Bzzt. Ponsel di saku bergetar. Pesan dari rumah sakit. Tagihan baru. Rendra memejamkan mata sesaat, lalu membukanya dengan nyala api yang berbeda. Garis-garis di kepalanya terhubung kembali: Bu Vanya, pengakuan, Bram, sinyal, beasiswa, sponsor, dan aturan main yang bisa dibengkokkan.
Ia berbalik, menyapu aula dengan tatapan terakhir. Di tengah kerumunan, Bu Vanya menoleh ke arah pintu, seolah merasakan pergeseran energi. Mata mereka bersentuhan. Jarak memisahkan, tapi niat mengikat. Aku melihatmu, kata tatapan Bu Vanya. Aku tidak berhenti di sini, balas tatapan Rendra.
Rendra memasukkan piala itu ke dalam tas, menyembunyikan kilau yang tak berguna. Tangannya kini kosong, tapi terasa lebih ringan. Beban itu telah berubah wujud menjadi tujuan. Persamaan telah berubah. Variabelnya menolak didefinisikan oleh orang lain.

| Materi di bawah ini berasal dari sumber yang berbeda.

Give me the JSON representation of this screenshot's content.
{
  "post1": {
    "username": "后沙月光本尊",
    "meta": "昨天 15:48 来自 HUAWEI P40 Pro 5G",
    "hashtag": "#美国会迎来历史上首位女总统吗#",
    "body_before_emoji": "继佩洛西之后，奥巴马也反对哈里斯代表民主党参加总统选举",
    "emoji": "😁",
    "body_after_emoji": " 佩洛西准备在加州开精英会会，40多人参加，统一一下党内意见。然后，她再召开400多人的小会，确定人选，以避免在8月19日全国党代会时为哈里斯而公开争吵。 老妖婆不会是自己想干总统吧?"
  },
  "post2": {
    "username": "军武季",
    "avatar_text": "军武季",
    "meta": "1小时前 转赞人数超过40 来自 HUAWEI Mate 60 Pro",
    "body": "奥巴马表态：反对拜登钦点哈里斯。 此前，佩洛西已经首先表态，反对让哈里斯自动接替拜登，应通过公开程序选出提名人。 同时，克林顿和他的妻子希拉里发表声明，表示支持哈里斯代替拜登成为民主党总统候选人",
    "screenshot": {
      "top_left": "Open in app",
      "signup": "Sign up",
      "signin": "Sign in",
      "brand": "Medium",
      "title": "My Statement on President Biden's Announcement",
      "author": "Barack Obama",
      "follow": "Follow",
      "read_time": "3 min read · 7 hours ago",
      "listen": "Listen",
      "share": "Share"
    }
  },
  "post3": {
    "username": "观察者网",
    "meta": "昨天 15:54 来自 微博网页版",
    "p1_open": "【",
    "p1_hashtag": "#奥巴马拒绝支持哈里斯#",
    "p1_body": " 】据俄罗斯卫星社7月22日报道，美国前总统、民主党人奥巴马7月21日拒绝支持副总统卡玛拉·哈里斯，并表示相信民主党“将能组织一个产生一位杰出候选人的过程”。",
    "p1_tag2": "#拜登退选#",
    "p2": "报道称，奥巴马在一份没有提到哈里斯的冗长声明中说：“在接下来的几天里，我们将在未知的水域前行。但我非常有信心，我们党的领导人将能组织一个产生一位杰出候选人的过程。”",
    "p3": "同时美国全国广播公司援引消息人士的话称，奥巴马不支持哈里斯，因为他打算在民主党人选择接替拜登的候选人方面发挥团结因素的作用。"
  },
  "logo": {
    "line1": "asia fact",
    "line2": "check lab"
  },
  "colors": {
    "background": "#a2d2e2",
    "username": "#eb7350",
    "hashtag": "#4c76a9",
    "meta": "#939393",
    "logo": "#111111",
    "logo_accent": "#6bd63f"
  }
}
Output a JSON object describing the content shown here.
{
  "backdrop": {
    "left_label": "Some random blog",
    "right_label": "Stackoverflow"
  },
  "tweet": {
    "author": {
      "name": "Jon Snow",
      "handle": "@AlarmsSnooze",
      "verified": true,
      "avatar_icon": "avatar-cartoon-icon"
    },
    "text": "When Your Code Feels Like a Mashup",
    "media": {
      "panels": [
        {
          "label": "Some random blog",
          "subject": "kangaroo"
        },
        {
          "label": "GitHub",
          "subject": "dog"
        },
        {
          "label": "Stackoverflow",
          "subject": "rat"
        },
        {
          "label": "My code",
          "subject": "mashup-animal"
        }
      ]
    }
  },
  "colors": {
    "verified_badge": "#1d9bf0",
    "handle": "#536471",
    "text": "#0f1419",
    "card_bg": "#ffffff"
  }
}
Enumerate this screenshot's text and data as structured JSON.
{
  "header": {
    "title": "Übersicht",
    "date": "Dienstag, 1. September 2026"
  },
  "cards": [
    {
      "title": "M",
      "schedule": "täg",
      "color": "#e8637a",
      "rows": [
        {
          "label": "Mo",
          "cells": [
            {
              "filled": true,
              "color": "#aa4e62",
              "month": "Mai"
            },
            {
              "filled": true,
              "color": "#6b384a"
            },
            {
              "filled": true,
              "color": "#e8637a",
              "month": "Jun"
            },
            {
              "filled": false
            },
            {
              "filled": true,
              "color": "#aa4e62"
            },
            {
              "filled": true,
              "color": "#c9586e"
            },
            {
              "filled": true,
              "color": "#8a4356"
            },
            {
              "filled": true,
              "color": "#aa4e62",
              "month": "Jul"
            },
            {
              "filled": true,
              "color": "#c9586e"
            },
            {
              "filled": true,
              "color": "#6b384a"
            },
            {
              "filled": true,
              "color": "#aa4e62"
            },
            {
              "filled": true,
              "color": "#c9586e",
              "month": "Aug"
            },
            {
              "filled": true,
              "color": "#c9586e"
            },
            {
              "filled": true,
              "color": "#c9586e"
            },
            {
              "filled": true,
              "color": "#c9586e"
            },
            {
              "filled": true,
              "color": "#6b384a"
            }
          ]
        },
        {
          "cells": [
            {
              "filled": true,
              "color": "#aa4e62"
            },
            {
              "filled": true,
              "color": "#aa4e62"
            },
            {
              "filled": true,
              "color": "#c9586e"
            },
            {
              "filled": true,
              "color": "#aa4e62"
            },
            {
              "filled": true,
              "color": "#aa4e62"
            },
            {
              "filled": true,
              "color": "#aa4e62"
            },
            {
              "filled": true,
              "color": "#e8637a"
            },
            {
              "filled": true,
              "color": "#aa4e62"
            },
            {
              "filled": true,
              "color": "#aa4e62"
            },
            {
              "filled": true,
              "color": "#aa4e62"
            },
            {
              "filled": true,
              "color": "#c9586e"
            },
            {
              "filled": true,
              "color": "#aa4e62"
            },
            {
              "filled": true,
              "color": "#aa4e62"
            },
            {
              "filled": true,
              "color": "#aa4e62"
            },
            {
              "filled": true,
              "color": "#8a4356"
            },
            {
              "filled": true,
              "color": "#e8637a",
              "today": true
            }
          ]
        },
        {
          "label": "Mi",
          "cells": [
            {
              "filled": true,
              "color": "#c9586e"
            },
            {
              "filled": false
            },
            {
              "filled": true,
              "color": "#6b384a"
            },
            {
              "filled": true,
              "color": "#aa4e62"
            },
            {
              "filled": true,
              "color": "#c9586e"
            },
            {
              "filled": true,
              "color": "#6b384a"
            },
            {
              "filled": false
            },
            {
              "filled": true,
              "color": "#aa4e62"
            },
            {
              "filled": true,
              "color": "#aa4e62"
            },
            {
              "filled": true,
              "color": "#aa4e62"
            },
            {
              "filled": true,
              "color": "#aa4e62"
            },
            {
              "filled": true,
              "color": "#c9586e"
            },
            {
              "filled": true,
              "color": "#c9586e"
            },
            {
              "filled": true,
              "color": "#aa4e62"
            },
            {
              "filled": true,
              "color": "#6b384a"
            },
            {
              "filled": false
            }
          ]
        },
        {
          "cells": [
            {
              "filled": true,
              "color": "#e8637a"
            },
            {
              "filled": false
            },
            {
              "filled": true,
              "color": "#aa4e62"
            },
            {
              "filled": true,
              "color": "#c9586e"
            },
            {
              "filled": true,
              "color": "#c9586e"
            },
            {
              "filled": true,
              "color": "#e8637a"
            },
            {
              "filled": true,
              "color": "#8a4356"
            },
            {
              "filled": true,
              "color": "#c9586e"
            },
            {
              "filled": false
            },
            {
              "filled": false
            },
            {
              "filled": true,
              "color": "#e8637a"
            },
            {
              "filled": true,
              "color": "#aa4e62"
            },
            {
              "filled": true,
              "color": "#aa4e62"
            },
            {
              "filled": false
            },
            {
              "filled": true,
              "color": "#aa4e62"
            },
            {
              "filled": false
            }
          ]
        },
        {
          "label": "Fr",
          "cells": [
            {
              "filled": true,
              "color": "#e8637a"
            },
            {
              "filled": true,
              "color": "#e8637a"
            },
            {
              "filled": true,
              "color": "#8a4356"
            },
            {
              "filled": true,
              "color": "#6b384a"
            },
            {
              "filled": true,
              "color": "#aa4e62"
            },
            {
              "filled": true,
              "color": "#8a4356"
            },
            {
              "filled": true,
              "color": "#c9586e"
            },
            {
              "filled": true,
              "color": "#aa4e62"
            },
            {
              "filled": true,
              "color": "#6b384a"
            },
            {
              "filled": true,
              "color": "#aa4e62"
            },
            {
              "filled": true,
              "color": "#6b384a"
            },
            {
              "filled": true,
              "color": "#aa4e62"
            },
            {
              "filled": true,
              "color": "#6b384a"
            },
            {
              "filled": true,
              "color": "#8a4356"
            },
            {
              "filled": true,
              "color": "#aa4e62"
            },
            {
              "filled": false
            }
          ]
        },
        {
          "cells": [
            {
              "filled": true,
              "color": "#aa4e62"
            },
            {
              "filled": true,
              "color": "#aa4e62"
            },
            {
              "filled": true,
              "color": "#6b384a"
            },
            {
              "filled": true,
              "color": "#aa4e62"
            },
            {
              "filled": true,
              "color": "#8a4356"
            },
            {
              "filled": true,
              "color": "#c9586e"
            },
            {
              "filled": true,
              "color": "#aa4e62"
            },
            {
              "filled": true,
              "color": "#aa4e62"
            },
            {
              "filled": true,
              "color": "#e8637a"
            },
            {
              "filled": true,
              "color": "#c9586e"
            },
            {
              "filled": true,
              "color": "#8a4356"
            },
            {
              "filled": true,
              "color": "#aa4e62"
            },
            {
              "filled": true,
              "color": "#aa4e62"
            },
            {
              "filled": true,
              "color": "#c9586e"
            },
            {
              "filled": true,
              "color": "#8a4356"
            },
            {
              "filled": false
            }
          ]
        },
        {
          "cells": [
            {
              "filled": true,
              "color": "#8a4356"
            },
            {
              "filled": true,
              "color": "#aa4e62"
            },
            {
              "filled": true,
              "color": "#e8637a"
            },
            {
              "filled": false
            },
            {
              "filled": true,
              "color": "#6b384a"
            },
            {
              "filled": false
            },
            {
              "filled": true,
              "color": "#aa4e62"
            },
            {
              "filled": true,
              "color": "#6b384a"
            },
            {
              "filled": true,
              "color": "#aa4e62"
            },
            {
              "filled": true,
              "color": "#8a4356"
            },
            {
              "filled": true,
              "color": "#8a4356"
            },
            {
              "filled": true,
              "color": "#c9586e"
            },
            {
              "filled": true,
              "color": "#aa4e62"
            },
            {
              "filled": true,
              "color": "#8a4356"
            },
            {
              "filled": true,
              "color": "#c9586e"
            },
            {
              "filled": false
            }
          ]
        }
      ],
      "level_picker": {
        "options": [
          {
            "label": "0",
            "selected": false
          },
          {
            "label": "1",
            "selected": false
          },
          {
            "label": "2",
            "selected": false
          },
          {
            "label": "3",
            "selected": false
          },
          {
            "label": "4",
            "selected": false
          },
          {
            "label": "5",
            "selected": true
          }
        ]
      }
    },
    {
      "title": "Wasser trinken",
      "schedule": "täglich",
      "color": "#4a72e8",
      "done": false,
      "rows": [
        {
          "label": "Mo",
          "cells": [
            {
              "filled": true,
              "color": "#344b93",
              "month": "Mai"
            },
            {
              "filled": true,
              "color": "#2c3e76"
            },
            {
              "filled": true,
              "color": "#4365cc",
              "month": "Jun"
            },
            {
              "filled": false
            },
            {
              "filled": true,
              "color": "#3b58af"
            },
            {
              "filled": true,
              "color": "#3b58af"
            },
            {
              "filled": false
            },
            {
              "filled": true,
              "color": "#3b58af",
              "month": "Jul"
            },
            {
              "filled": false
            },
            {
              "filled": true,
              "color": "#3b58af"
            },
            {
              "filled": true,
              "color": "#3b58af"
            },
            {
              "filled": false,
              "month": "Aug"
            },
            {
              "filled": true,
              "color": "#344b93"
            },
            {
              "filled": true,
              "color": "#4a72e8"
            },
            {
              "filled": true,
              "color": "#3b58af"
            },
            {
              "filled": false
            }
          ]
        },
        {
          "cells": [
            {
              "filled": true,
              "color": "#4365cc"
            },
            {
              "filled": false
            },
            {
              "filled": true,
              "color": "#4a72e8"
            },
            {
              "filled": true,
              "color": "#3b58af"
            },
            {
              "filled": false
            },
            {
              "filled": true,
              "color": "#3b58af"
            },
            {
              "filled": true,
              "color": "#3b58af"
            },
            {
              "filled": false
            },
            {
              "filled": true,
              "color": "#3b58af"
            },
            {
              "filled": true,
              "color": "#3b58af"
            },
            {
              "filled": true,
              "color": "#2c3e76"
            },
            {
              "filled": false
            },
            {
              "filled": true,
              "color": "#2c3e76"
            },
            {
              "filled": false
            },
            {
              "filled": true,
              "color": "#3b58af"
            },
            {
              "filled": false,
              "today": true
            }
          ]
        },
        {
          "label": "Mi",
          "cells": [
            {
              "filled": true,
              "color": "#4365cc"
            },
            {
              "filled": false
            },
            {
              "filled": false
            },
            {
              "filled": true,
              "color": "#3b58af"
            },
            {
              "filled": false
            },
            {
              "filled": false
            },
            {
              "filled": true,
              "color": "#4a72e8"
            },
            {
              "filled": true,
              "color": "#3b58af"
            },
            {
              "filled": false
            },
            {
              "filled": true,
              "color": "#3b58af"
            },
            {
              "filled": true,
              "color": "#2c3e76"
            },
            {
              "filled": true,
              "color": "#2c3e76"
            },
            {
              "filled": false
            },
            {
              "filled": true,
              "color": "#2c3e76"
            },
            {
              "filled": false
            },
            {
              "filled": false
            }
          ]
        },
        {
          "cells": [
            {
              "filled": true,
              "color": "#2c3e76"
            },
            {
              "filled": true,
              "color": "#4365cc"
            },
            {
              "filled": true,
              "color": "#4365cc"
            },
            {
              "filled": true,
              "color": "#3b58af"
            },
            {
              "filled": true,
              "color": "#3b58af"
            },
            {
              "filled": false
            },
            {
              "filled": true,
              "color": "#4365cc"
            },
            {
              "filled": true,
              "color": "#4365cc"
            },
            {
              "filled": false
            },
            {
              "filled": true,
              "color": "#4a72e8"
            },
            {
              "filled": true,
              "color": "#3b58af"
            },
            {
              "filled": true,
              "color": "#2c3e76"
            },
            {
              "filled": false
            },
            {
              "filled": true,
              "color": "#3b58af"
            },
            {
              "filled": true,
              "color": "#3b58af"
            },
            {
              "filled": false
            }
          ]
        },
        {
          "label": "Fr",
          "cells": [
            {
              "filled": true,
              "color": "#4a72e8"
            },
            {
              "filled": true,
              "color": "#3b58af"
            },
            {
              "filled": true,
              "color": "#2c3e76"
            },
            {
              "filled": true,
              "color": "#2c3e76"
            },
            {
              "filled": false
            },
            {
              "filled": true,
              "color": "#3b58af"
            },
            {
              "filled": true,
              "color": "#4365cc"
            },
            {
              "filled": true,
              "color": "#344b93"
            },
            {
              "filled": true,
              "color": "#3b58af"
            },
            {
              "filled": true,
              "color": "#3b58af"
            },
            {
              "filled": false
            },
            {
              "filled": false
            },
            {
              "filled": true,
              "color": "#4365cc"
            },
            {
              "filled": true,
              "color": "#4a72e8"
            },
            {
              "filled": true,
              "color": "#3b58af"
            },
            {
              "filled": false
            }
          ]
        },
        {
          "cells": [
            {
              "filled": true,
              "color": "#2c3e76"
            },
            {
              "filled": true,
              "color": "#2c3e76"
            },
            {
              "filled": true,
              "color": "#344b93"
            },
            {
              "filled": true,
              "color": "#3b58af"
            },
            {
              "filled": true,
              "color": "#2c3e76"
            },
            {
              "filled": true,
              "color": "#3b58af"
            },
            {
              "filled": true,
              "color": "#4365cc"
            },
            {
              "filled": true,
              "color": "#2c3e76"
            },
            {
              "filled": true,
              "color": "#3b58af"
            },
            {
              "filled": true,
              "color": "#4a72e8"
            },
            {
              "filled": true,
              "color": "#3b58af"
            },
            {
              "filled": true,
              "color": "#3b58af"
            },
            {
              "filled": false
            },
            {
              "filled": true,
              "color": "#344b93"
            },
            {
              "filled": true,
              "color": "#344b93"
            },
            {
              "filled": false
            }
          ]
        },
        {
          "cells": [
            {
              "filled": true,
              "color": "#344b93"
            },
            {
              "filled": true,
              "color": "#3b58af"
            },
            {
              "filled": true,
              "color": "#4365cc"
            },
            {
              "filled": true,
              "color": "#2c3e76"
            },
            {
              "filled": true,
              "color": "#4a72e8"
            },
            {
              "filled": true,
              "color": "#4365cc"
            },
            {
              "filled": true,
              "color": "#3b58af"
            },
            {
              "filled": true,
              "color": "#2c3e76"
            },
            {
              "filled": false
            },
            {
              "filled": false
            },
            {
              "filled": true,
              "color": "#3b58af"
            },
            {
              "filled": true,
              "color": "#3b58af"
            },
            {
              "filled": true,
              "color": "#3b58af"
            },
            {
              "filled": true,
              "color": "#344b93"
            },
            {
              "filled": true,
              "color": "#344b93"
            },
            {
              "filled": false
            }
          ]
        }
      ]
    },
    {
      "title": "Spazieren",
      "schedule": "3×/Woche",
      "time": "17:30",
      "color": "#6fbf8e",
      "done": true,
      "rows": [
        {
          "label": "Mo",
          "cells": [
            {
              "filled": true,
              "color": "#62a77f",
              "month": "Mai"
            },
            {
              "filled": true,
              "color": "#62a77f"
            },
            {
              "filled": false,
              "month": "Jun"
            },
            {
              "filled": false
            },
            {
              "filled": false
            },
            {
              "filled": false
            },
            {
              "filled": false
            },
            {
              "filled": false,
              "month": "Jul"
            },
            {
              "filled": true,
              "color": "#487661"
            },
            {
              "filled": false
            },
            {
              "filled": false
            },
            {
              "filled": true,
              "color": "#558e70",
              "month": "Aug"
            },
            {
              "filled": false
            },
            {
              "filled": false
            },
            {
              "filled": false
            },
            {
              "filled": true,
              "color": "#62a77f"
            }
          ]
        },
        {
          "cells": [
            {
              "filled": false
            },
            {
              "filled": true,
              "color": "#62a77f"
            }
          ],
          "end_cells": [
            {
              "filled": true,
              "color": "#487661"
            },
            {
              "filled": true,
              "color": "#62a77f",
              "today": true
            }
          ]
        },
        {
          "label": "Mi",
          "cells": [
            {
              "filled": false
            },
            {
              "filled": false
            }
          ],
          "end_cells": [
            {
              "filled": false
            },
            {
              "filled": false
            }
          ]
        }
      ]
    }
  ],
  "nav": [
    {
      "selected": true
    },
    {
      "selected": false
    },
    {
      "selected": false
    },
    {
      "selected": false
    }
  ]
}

Di ambang pintu, ia menarik napas dalam. Melangkah menembus malam yang dingin. Jantungnya menemukan ritme baru—lebih rendah, lebih gelap, lebih pasti. Di belakangnya, pesta memudar. Di depannya, kota Jakarta terbentang: jaringan lampu, kemungkinan kotor, dan pekerjaan yang harus diselesaikan.
Dia tidak akan lagi meminta hasil yang logis. Dia akan merekayasa logikanya sendiri.